Actresses Swinton, Johnson, Chloe Moretz, Mia Goth and Jessica Harper (who played Susie in Argento’s film) accompanied Guadagnino on the Lido red carpet. The film was received with a standing ovation. Everyone raved about  ‘a filmmaker who knows how to tell women’s stories better than women,’ as one critic said right after the premiere.

(Top,L-R) Thom Yorke, Ingrid Caven, Renée Soutendijk, Fabrizia Sacchi, Chloe Grace Moretz, Alek Wek, Dakota Johnson, Luca Guadagnino, Tilda Swinton, Mia Goth, Jessica Harper, Malgorzata Bela and Bradley J. Fischer walk the red carpet ahead of the Suspiria screening during the 75th Venice Film Festival; (bottom) Dakota Johnson in a scene from Suspiria.

vittorio zunino celotto/getty images/amazon studios

 

‘This is a movie we have been talking about forever since we have known each other,” says Tilda Swinton, one of Guadagnino’s best personal friends (they worked together in I Am Love and A Bigger Splash). “The film is beyond powerful, is very energetic. Films we see when we are adolescents are very powerful experiences, and those films stay with us in a particular way, so the urge to recreate those feelings in an audience that age is powerful.”

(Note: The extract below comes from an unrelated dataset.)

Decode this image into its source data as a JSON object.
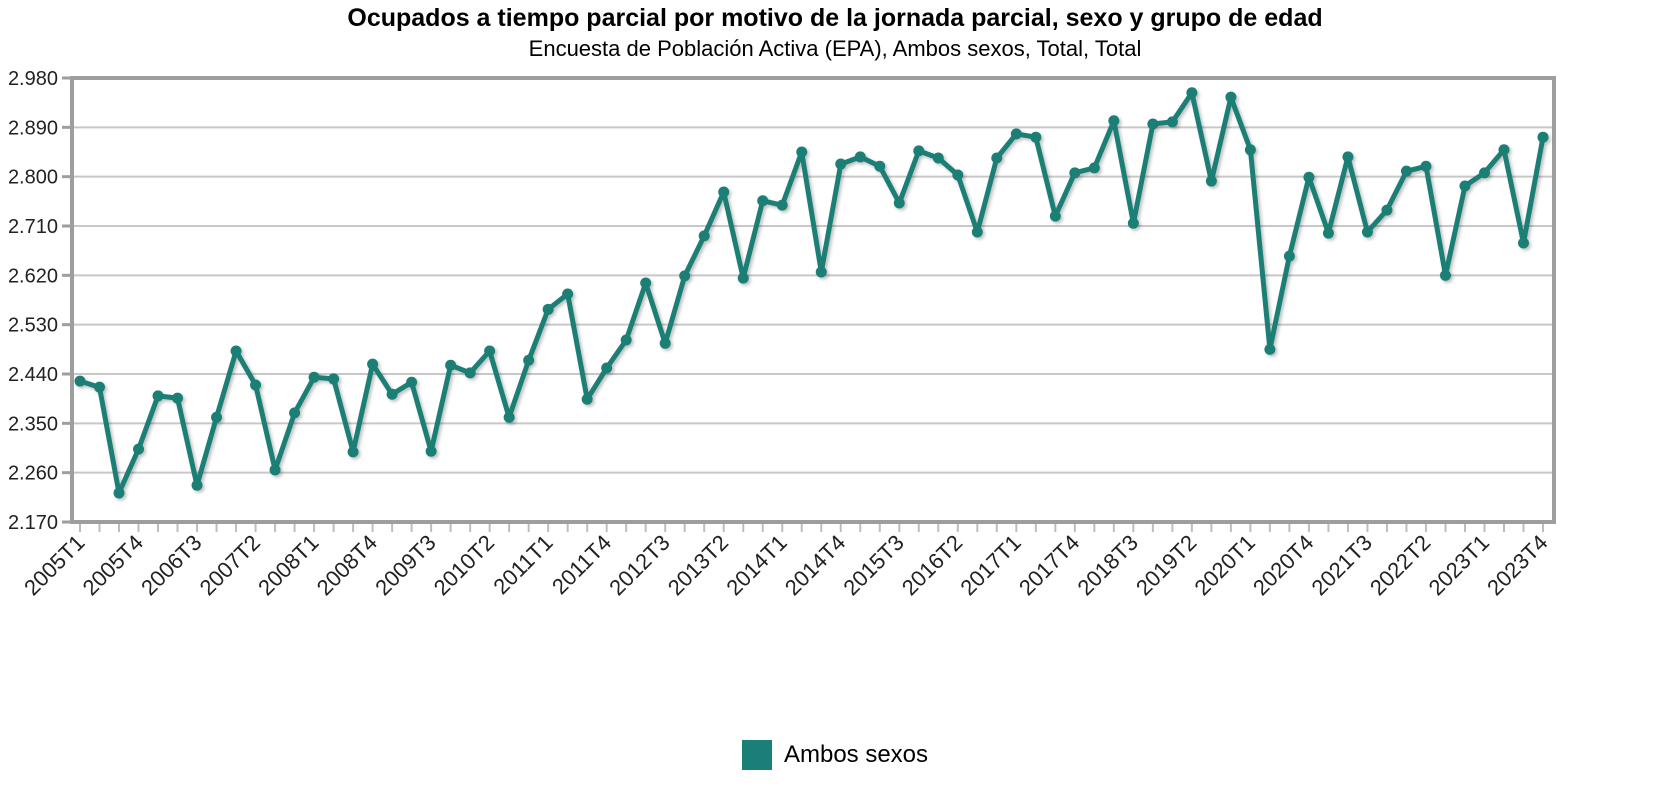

“It was intense but a privilege to make this film,” adds Dakota Johnson, returning to work with Guadagnino after A Bigger Splash. “The work was intense but not traumatic, it was beautiful and funny. Luca helped me do a lot of research on films like The Red Shoes and a lot of Fassbender’s films which I had not seen before, and studying dance in a way I have never done before, from Pina Bausch to Martha Graham.”  

One of the main assets of Guadagnino’s remake is the score composed by Radiohead’s Thom Yorke, who had the difficult task of making older audiences forget the legendary original soundtrack by the Italian band  Goblin. ‘When they asked me to write the music for Suspiria I thought: they’re crazy since I’ve never written a film score before,’ says Yorke, in Venice. ‘Goblin’s score is super famous… it’s like, untouchable. What could I do to top it? It took months before saying yes. I felt just as Guadagnino about his directing a reboot of this horror classic: for the sake of a good challenge, to find out if we can update the same material  and make it our own, pouring in the mix our feelings, neuroses, and fears.’